Qianli hung restrained, toes barely grazing the floor, her whole form taut as a drawn bow. The usual lively spark on her face was gone. She wore tears like dew, a picture of fragile pity.

Whoa— Cerqin let out a breath. The contrast was a thunderclap. She knew Baili, calm as a stone bridge in public, could be iron in private. She hadn’t expected this much steel.

Baili’s cheeks were flushed, but her face stayed still as water. A regulation paddle—no ordinary plank, the magic humming faintly—rose and fell with metronome calm. Each strike was measured, neither hurried nor slow.

Marks bloomed, then faded at once; a Sixth Rank body healed like ink washing off with rain. The tool wasn’t quite the Law Enforcement Hall’s standard issue, but close in spirit.

With each strike, Qianli cried out and counted, then begged and confessed with convincing tremble. It didn’t sway Baili. Her rhythm never broke; her mercy stayed sheathed.

The scene summoned Spring Tide’s shadow at once. Different face, same storm.

After a few minutes, Cerqin’s hand drifted down on habit’s tide—then passed clean through her own form. Soul had no flesh; desire echoed with no door to knock on. Tsk. She clicked her tongue, half irked, half amused at herself.

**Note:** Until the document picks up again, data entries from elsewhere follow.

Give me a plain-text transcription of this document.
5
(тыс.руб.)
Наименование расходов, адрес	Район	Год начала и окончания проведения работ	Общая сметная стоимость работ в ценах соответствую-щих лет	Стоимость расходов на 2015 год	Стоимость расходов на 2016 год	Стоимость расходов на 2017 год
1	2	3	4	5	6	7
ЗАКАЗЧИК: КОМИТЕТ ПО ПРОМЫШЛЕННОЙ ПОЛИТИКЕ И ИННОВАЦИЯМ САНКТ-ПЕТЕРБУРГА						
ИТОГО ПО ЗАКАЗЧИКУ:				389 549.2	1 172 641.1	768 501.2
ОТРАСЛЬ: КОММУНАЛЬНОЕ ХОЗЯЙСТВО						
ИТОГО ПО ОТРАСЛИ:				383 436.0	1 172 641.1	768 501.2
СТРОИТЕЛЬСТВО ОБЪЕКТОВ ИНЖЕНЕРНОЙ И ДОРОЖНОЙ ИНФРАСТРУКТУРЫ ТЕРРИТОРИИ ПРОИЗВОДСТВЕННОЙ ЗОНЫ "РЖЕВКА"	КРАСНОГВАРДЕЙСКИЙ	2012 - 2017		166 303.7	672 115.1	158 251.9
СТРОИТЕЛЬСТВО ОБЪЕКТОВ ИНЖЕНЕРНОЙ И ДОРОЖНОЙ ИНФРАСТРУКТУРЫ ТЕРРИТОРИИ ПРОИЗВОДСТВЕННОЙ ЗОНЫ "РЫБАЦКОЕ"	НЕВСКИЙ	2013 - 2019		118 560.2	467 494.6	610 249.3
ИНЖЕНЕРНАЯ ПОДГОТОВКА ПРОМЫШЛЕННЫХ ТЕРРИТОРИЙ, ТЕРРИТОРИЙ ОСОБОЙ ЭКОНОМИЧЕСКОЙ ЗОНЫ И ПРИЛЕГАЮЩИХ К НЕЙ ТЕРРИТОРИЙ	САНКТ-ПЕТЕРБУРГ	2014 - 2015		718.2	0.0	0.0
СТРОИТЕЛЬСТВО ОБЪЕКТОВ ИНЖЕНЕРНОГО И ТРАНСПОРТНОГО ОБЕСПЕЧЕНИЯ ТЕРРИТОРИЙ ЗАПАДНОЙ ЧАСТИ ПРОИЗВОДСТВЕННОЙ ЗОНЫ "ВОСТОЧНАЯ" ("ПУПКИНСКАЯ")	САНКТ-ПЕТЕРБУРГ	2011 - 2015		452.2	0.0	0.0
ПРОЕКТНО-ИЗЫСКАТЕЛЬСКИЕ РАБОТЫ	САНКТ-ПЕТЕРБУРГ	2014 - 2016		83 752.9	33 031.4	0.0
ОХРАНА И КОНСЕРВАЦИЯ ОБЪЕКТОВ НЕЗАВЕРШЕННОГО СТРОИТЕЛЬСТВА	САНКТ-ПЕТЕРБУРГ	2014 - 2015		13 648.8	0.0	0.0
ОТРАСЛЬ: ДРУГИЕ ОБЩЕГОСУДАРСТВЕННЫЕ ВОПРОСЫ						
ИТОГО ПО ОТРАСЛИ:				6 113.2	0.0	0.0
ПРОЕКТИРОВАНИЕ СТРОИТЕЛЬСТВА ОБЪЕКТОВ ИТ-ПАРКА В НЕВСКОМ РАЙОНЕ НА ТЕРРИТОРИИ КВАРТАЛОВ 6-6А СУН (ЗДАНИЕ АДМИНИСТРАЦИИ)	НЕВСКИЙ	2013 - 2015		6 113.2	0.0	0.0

She remembered. As a soul, she could take in emotions. In Eastwind City, a flood of Negative Energy had poured into her, then the Love God twisted it into bliss, bright enough to make toes curl and minds white out.

Baili and Qianli were sending off a light drift of feeling now. If she moved closer, she could sip it. She hesitated. The spill was thin; the taste might be faint. Worse, keeping the Love God from twisting the intake into something else would cost focus. She’d tested it—clamping down on that deity dulled recovery, and the control was hard. At Fifth Rank, she couldn’t keep it up long.

She pushed back from the threshold. Before she left, she spared Qianli a glance and let regret flicker. She knew that crying well. Much of it was act; Cerqin had played that tune often.

Her mind slid to the blade Qianli had driven into her while controlled, the wound that left her like this. When her soul knit whole and her body woke, perhaps Baili could deliver a real, formal lesson. Swap the training paddle for a true instrument from the Law Enforcement Hall. Let it actually sting.

A sudden chill ran through Qianli, pleasure snapping to alarm, as if some strange predator had fixed on her from the dark. She flinched. Her stance loosened, and a few round, marble‑like micro‑devices—Cerqin’s own inventions—tumbled to the floor with soft clacks.

Qianli’s heart lurched. Her pleas came out truer this time, thin and urgent as wind through reeds. I… I didn’t mean it. Please give me one more chance.